Ever wonder why it is that you generally never see people slipping and falling at the beach, or while they’re walking across nice, rough asphalt? Easy: traction. Sand and the rougher forms of concrete/cement are heavily textured (albeit in a low-profile sort of way). Because their surfaces are so varied, they’re able to grab onto the soles of your shoes and create gentle friction as you walk, so it’s pretty unlikely that you’ll go head-over-heels unless you really try to (but why would you even want to do that?).
But things are different as soon as you set foot on smooth surfaces. Because they have a higher polish and are generally far less porous, surfaces like tile, linoleum and sealed concrete allow your feet to almost slide over them, and can become downright dangerous with the addition of water, oil, and other liquids.
Common sense and careful foot placement are usually enough to prevent many slipping accidents from happening, but sometimes they’re just not enough.
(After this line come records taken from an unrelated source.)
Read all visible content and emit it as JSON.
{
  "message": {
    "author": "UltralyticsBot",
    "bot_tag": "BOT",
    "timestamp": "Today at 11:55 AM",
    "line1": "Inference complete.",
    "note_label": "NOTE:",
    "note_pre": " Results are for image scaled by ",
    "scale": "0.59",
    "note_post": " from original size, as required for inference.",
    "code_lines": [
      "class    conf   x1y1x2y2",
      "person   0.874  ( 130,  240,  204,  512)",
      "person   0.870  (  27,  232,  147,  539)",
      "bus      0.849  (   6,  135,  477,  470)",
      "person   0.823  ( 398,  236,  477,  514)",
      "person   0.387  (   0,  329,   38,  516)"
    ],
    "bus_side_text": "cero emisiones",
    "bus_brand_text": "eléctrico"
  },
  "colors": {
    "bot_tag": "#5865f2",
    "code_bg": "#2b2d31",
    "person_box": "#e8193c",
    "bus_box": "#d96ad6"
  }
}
In environments like warehouses, loading docks, industrial facilities and stages, sometimes you have to just focus on the job at hand, without screening every single step you take. Fast-paced environments in which people are often rushing around while carrying things are in particular need of slip-proofing, and I know just the product for it: Pro-15 Anti-Slip Tape.
Best described as adhesive-backed sandpaper on a roll, Pro-15′s anti-skid tape is made up of abrasive-coated plastic film that’s backed by a super-aggressive adhesive. When you lay strips of this down along spill-prone walkways and the leading edges of stairs, it provides much-needed extra traction that helps to counter the risks of walking with your arms full, or not looking where you’re going. And while it’s not absolutely guaranteed to keep anyone right-side up, it does such a good job that it fits the bill for OSHA’s “slip protection in hazardous work areas” guidelines.
But don’t get the idea that this stuff is only good for workplace safety. If you’re in the habit of regularly puttering around the garage or descending into your basement with armloads of laundry, this may prevent a few painful and embarrassing mishaps. As a matter of fact, I’m thinking about laying down a few pieces on my tough-to-negotiate-by-feel basement steps, because as the old saying goes, better safe than sorry.